Pada kesempatan yang sama hadir pula para narasumber dalam talkshow ini yaitu Anggi Pertiwi Putri (Direktorat Lingkungan Hidup Kementerian PPN/Bappenas), Nadia Hadad (Madani Berkelanjutan), dan Marcell Sinay (Wahana Visi Indonesia) yang berdiskusi secara interaktif tentang implementasi dan perencanaan praktik – praktik ekonomi hijau di Indonesia secara berkelanjutan.

“Penelitian sosial demografi dalam praktik ekonomi hijau sangat baik untuk mendukung evidence base policy dan pendekatannya jangan terlalu makro dengan rekomendasi yang sangat tangible,” ucap Anggi Pertiwi- Bappenas.

“Ada banyak tokoh dan kelompok agama yang sudah berkontribusi membantu pemerintah daerah menerapkan ekonomi hijau dan sangat penting pemerintah daerah untuk transfer knowledge, komitmen serta kolaborasi dari berbagai pihak (pentahelix) harus serius dalam mengambil peran untuk mendorong ekonomi hijau di Indonesia,” ujar Nadia Hadad dari Madani Berkelanjutan.
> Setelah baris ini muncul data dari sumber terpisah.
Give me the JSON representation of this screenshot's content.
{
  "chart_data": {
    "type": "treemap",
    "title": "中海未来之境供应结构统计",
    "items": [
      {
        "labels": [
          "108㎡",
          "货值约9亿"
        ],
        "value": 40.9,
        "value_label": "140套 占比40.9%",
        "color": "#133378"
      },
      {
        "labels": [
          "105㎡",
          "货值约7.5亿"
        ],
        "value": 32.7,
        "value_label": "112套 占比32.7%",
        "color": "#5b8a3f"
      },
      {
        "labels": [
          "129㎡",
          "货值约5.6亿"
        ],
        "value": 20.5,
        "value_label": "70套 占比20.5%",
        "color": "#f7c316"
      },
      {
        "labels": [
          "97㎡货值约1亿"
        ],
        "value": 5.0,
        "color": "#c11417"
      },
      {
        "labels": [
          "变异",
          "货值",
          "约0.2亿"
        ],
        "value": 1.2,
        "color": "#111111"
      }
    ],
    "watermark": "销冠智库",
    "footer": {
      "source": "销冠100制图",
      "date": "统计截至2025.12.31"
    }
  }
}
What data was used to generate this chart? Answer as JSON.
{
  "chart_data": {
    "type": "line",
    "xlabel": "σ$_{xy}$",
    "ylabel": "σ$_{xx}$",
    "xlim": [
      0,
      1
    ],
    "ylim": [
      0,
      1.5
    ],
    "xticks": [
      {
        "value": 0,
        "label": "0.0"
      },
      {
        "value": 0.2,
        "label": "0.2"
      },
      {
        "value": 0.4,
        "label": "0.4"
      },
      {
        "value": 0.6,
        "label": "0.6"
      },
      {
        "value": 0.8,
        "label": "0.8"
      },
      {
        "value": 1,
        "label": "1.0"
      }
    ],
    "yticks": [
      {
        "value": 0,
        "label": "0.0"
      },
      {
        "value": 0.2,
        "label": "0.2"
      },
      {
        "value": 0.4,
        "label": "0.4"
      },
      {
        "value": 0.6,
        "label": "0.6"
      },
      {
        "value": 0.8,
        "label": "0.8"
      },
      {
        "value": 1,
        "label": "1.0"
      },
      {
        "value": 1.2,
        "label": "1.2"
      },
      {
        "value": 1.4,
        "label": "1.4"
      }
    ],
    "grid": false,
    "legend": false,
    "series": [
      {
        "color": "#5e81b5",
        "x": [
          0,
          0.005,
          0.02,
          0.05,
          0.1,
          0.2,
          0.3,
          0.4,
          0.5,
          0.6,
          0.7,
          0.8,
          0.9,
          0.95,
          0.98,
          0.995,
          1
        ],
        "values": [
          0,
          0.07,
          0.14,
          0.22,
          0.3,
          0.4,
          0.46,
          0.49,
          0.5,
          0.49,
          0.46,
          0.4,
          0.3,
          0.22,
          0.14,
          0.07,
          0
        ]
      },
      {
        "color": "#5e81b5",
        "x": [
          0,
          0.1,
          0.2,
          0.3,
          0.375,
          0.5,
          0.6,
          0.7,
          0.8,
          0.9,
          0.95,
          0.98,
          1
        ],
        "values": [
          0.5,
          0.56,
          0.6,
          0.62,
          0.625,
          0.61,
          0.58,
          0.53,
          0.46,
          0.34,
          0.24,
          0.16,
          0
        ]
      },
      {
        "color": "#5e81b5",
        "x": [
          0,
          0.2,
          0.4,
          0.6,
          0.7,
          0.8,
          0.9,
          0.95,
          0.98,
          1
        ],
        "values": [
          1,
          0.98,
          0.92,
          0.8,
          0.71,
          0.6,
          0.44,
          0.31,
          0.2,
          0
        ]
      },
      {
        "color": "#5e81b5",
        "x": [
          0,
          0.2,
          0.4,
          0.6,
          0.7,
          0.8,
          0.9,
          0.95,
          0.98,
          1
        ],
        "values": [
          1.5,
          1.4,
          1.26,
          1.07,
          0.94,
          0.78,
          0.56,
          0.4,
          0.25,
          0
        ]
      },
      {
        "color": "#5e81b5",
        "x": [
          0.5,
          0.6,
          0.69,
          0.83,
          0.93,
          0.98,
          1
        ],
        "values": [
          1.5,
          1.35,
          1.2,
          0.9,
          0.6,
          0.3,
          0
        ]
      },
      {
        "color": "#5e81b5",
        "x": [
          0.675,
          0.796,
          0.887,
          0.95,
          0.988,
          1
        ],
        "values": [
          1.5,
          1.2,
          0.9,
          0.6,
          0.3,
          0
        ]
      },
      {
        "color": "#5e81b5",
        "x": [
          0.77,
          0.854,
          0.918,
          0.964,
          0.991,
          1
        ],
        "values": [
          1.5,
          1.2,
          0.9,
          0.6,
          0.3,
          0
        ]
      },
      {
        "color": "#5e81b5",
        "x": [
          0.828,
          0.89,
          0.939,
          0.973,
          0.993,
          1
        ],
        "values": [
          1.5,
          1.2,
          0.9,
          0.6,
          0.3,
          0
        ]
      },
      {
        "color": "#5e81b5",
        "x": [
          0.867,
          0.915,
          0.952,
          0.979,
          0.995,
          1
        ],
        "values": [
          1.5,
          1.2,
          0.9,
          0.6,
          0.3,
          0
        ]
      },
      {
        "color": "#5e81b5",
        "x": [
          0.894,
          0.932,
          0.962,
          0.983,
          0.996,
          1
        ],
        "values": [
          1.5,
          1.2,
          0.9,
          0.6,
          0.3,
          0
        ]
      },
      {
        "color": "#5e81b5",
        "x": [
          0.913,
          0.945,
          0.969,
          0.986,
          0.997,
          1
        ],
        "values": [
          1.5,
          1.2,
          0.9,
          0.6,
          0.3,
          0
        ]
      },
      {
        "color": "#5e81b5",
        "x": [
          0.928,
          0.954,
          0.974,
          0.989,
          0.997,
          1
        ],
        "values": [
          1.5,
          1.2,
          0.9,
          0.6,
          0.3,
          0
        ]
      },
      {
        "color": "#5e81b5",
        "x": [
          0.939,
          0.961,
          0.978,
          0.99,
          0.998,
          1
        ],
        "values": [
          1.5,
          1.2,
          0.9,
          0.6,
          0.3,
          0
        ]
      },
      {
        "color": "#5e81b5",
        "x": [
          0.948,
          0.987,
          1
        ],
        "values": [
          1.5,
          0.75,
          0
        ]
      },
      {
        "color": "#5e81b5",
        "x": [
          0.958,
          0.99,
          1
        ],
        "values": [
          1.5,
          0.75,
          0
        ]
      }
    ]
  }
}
“Kita membutuhkan satu pihak yang mengkoordinir praktik ekonomi hijau secara nyata dari elemen pentahelix yang terkoodinir di satu forum diskusi di tingkat nasional dengan membuat perencanaan, kurikulum dan penguatannya. Mekanisme praktik baik ini didukung dengan sektor-sektor yang berdampak kepada warga,” kata Marcell Sinay – Wahana Visi Indonesia.

“Praktik ekonomi hijau di masyarakat masih skala kecil (bukan high technology) dan tersebar, tetapi apabila dilakukan pelan-pelan, konsisten dan berkelanjutan yang digerakan oleh aspek spiritual akan menghasilkan dampak yang besar nantinya dan kita hidup for better future,” tegas Sari Seftiani.

Rekomendasi dari kajian ini yaitu menambahkan dimensi demografi dalam pendekatan perencanaan pembangunan nasional (D’HITS) yaitu demograsi, holistik, integrative, tematik, spasial.

“Memasukkan unsur sosial demografi dalam pembangunan ekonomi hijau melalui institusi dan teknologi terdiri dari intervensi terkait institusi diantaranya intergenerasional transfer of knowledge, kebijakan hijau (green policy), market-place, penggorganisasian kelompok, afirmasi untuk proteksi. Kemudian Intervensi terkait teknologi diantaranya tepat guna, infrastruktur, sharing knowledge,” pungkas Sari.